A second more and his fingers closed on it. Now at last he had a firm handhold. Quickly he pulled himself up and over the edge. For a second perspiration blurred his vision. Then he saw the little, saucer sloping amphitheater not more than eighteen feet wide, and the further walls of the tower enclosing it on three sides.
Into the little depression the light of K94 blazed from the nearly black sky. Unsteadily Cal got to his feet and turned around. He looked down the wall he had just climbed.

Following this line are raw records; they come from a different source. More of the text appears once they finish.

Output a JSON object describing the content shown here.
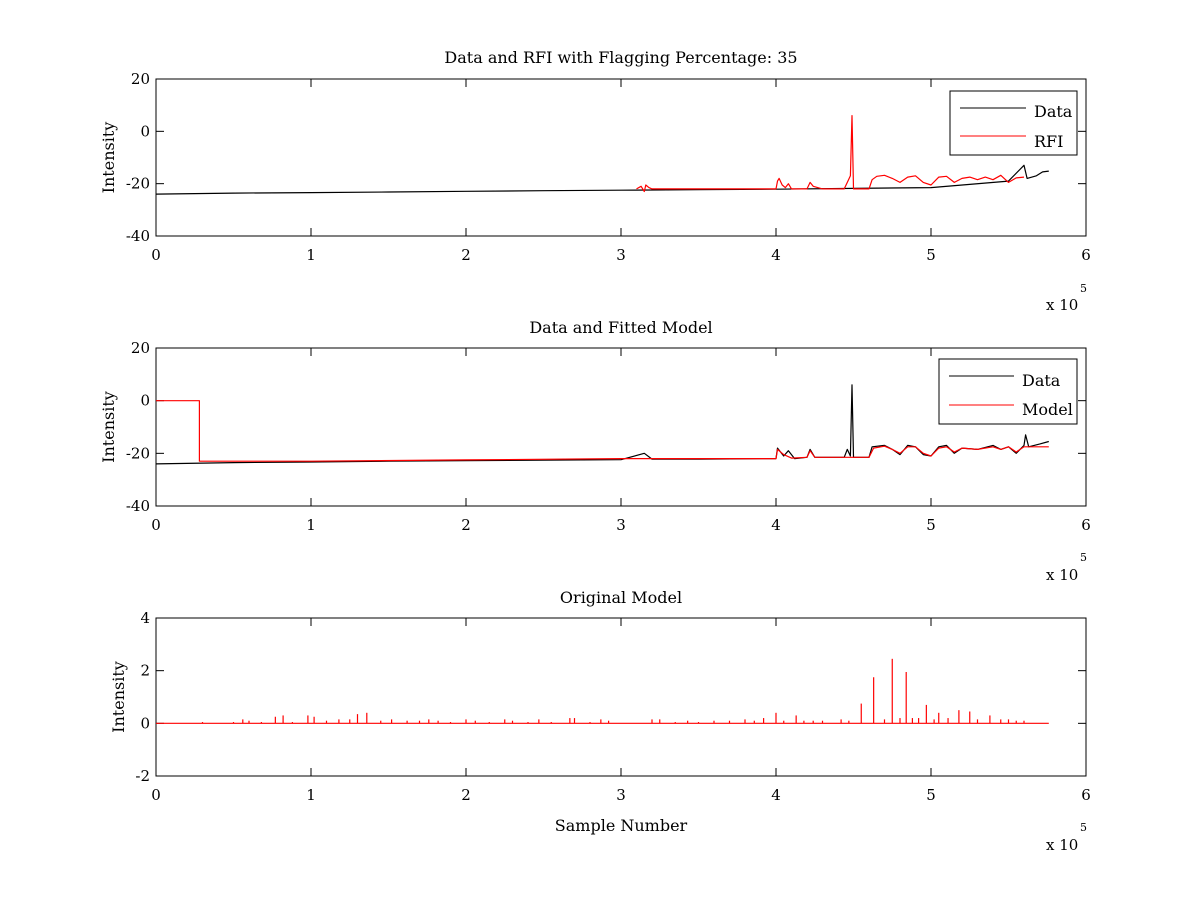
{
  "chart_data": [
    {
      "type": "line",
      "title": "Data and RFI with Flagging Percentage: 35",
      "xlabel": "",
      "ylabel": "Intensity",
      "xlim": [
        0,
        6
      ],
      "ylim": [
        -40,
        20
      ],
      "xticks": [
        "0",
        "1",
        "2",
        "3",
        "4",
        "5",
        "6"
      ],
      "yticks": [
        "20",
        "0",
        "-20",
        "-40"
      ],
      "x_multiplier": {
        "base": "x 10",
        "exp": "5"
      },
      "legend": {
        "position": "top-right",
        "entries": [
          "Data",
          "RFI"
        ]
      },
      "series": [
        {
          "name": "Data",
          "color": "#000000",
          "points": [
            [
              0,
              -24
            ],
            [
              0.5,
              -23.6
            ],
            [
              1,
              -23.4
            ],
            [
              1.5,
              -23.2
            ],
            [
              2,
              -22.9
            ],
            [
              2.5,
              -22.7
            ],
            [
              3,
              -22.5
            ],
            [
              3.5,
              -22.3
            ],
            [
              4,
              -22.1
            ],
            [
              4.5,
              -21.8
            ],
            [
              5,
              -21.5
            ],
            [
              5.5,
              -19
            ],
            [
              5.6,
              -13
            ],
            [
              5.62,
              -18
            ],
            [
              5.68,
              -17
            ],
            [
              5.72,
              -15.5
            ],
            [
              5.76,
              -15.2
            ]
          ]
        },
        {
          "name": "RFI",
          "color": "#ff0000",
          "points": [
            [
              3.1,
              -22
            ],
            [
              3.13,
              -21
            ],
            [
              3.15,
              -23
            ],
            [
              3.16,
              -20.5
            ],
            [
              3.18,
              -21.5
            ],
            [
              3.2,
              -22
            ],
            [
              4.0,
              -22
            ],
            [
              4.01,
              -19
            ],
            [
              4.02,
              -18
            ],
            [
              4.04,
              -20.5
            ],
            [
              4.06,
              -21.5
            ],
            [
              4.08,
              -20
            ],
            [
              4.1,
              -22
            ],
            [
              4.2,
              -22
            ],
            [
              4.22,
              -19.5
            ],
            [
              4.24,
              -21
            ],
            [
              4.3,
              -22
            ],
            [
              4.44,
              -22
            ],
            [
              4.46,
              -19.5
            ],
            [
              4.48,
              -17
            ],
            [
              4.49,
              6
            ],
            [
              4.5,
              -22
            ],
            [
              4.6,
              -22
            ],
            [
              4.62,
              -18.5
            ],
            [
              4.65,
              -17.2
            ],
            [
              4.7,
              -16.8
            ],
            [
              4.75,
              -18
            ],
            [
              4.8,
              -19.5
            ],
            [
              4.85,
              -17.5
            ],
            [
              4.9,
              -17
            ],
            [
              4.95,
              -19.5
            ],
            [
              5.0,
              -20.5
            ],
            [
              5.05,
              -17.5
            ],
            [
              5.1,
              -17.2
            ],
            [
              5.15,
              -19.5
            ],
            [
              5.2,
              -18
            ],
            [
              5.25,
              -17.5
            ],
            [
              5.3,
              -18.5
            ],
            [
              5.35,
              -17.5
            ],
            [
              5.4,
              -18.5
            ],
            [
              5.45,
              -16.8
            ],
            [
              5.5,
              -19.5
            ],
            [
              5.55,
              -17.8
            ],
            [
              5.6,
              -17.5
            ]
          ]
        }
      ]
    },
    {
      "type": "line",
      "title": "Data and Fitted Model",
      "xlabel": "",
      "ylabel": "Intensity",
      "xlim": [
        0,
        6
      ],
      "ylim": [
        -40,
        20
      ],
      "xticks": [
        "0",
        "1",
        "2",
        "3",
        "4",
        "5",
        "6"
      ],
      "yticks": [
        "20",
        "0",
        "-20",
        "-40"
      ],
      "x_multiplier": {
        "base": "x 10",
        "exp": "5"
      },
      "legend": {
        "position": "top-right",
        "entries": [
          "Data",
          "Model"
        ]
      },
      "series": [
        {
          "name": "Data",
          "color": "#000000",
          "points": [
            [
              0,
              -24
            ],
            [
              0.5,
              -23.5
            ],
            [
              1,
              -23.3
            ],
            [
              1.5,
              -23
            ],
            [
              2,
              -22.8
            ],
            [
              2.5,
              -22.6
            ],
            [
              3,
              -22.4
            ],
            [
              3.15,
              -20
            ],
            [
              3.2,
              -22.2
            ],
            [
              3.5,
              -22.2
            ],
            [
              4,
              -22
            ],
            [
              4.01,
              -18
            ],
            [
              4.05,
              -21
            ],
            [
              4.08,
              -19
            ],
            [
              4.12,
              -22
            ],
            [
              4.2,
              -21.5
            ],
            [
              4.22,
              -18.5
            ],
            [
              4.25,
              -21.5
            ],
            [
              4.44,
              -21.5
            ],
            [
              4.46,
              -18.5
            ],
            [
              4.48,
              -21
            ],
            [
              4.49,
              6
            ],
            [
              4.5,
              -21.5
            ],
            [
              4.6,
              -21.5
            ],
            [
              4.62,
              -17.5
            ],
            [
              4.7,
              -17
            ],
            [
              4.75,
              -18.5
            ],
            [
              4.8,
              -20.5
            ],
            [
              4.85,
              -17
            ],
            [
              4.9,
              -17.5
            ],
            [
              4.95,
              -20.5
            ],
            [
              5.0,
              -21
            ],
            [
              5.05,
              -17.5
            ],
            [
              5.1,
              -17
            ],
            [
              5.15,
              -20
            ],
            [
              5.2,
              -18
            ],
            [
              5.3,
              -18.5
            ],
            [
              5.4,
              -17
            ],
            [
              5.45,
              -18.5
            ],
            [
              5.5,
              -17.5
            ],
            [
              5.55,
              -20
            ],
            [
              5.6,
              -17
            ],
            [
              5.61,
              -13
            ],
            [
              5.63,
              -17.5
            ],
            [
              5.7,
              -16.5
            ],
            [
              5.76,
              -15.5
            ]
          ]
        },
        {
          "name": "Model",
          "color": "#ff0000",
          "points": [
            [
              0,
              0
            ],
            [
              0.28,
              0
            ],
            [
              0.28,
              -23
            ],
            [
              1,
              -23
            ],
            [
              2,
              -22.5
            ],
            [
              3,
              -22
            ],
            [
              4,
              -22
            ],
            [
              4.01,
              -18.5
            ],
            [
              4.05,
              -20.5
            ],
            [
              4.1,
              -21.8
            ],
            [
              4.2,
              -21.5
            ],
            [
              4.22,
              -19
            ],
            [
              4.25,
              -21.5
            ],
            [
              4.5,
              -21.5
            ],
            [
              4.6,
              -21.5
            ],
            [
              4.63,
              -18
            ],
            [
              4.7,
              -17.3
            ],
            [
              4.75,
              -18.5
            ],
            [
              4.8,
              -20
            ],
            [
              4.85,
              -17.5
            ],
            [
              4.9,
              -17.5
            ],
            [
              4.95,
              -20
            ],
            [
              5.0,
              -21
            ],
            [
              5.05,
              -18
            ],
            [
              5.1,
              -17.5
            ],
            [
              5.15,
              -19.5
            ],
            [
              5.2,
              -18
            ],
            [
              5.3,
              -18.5
            ],
            [
              5.4,
              -17.5
            ],
            [
              5.45,
              -18.5
            ],
            [
              5.5,
              -17.5
            ],
            [
              5.55,
              -19.5
            ],
            [
              5.6,
              -17.5
            ],
            [
              5.76,
              -17.5
            ]
          ]
        }
      ]
    },
    {
      "type": "line",
      "title": "Original Model",
      "xlabel": "Sample Number",
      "ylabel": "Intensity",
      "xlim": [
        0,
        6
      ],
      "ylim": [
        -2,
        4
      ],
      "xticks": [
        "0",
        "1",
        "2",
        "3",
        "4",
        "5",
        "6"
      ],
      "yticks": [
        "4",
        "2",
        "0",
        "-2"
      ],
      "x_multiplier": {
        "base": "x 10",
        "exp": "5"
      },
      "series": [
        {
          "color": "#ff0000",
          "baseline_x": [
            0,
            5.76
          ],
          "spikes": [
            [
              0.3,
              0.05
            ],
            [
              0.5,
              0.05
            ],
            [
              0.56,
              0.15
            ],
            [
              0.6,
              0.1
            ],
            [
              0.68,
              0.05
            ],
            [
              0.77,
              0.25
            ],
            [
              0.82,
              0.3
            ],
            [
              0.88,
              0.05
            ],
            [
              0.98,
              0.3
            ],
            [
              1.02,
              0.25
            ],
            [
              1.1,
              0.1
            ],
            [
              1.18,
              0.15
            ],
            [
              1.25,
              0.15
            ],
            [
              1.3,
              0.35
            ],
            [
              1.36,
              0.4
            ],
            [
              1.45,
              0.1
            ],
            [
              1.52,
              0.15
            ],
            [
              1.62,
              0.1
            ],
            [
              1.7,
              0.1
            ],
            [
              1.76,
              0.15
            ],
            [
              1.82,
              0.1
            ],
            [
              1.9,
              0.05
            ],
            [
              2.0,
              0.15
            ],
            [
              2.06,
              0.1
            ],
            [
              2.15,
              0.05
            ],
            [
              2.25,
              0.15
            ],
            [
              2.3,
              0.1
            ],
            [
              2.4,
              0.05
            ],
            [
              2.47,
              0.15
            ],
            [
              2.55,
              0.05
            ],
            [
              2.67,
              0.2
            ],
            [
              2.7,
              0.2
            ],
            [
              2.8,
              0.05
            ],
            [
              2.87,
              0.15
            ],
            [
              2.92,
              0.1
            ],
            [
              3.2,
              0.15
            ],
            [
              3.25,
              0.15
            ],
            [
              3.35,
              0.05
            ],
            [
              3.43,
              0.1
            ],
            [
              3.5,
              0.05
            ],
            [
              3.6,
              0.1
            ],
            [
              3.7,
              0.1
            ],
            [
              3.8,
              0.15
            ],
            [
              3.86,
              0.1
            ],
            [
              3.92,
              0.2
            ],
            [
              4.0,
              0.4
            ],
            [
              4.05,
              0.1
            ],
            [
              4.13,
              0.3
            ],
            [
              4.18,
              0.1
            ],
            [
              4.24,
              0.1
            ],
            [
              4.3,
              0.1
            ],
            [
              4.42,
              0.15
            ],
            [
              4.47,
              0.1
            ],
            [
              4.55,
              0.75
            ],
            [
              4.63,
              1.75
            ],
            [
              4.7,
              0.15
            ],
            [
              4.75,
              2.45
            ],
            [
              4.8,
              0.2
            ],
            [
              4.84,
              1.95
            ],
            [
              4.88,
              0.2
            ],
            [
              4.92,
              0.2
            ],
            [
              4.97,
              0.7
            ],
            [
              5.02,
              0.15
            ],
            [
              5.05,
              0.4
            ],
            [
              5.11,
              0.2
            ],
            [
              5.18,
              0.5
            ],
            [
              5.25,
              0.45
            ],
            [
              5.3,
              0.15
            ],
            [
              5.38,
              0.3
            ],
            [
              5.45,
              0.15
            ],
            [
              5.5,
              0.15
            ],
            [
              5.55,
              0.1
            ],
            [
              5.6,
              0.1
            ]
          ]
        }
      ]
    }
  ]
}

The alien still stood at the foot of the wall. He had braced himself there, evidently to belay Cal against a fall that would send him skidding down the rock slope below. Though what use to belay a dead man, Cal could not understand, since the more than thirty feet of fall would undoubtedly have killed him. Now, seeing Cal upright and in solid position, the alien put his hands out toward the tower wall as if he would start to climb.
Cal immediately hauled taut on the line, drew a knife from his belt and, reaching as far down as possible, cut the line.
The rope end fell in coils at the alien's feet. The alien was still staring upward as Cal turned and went as quickly as he could to the center of the cup-shaped depression.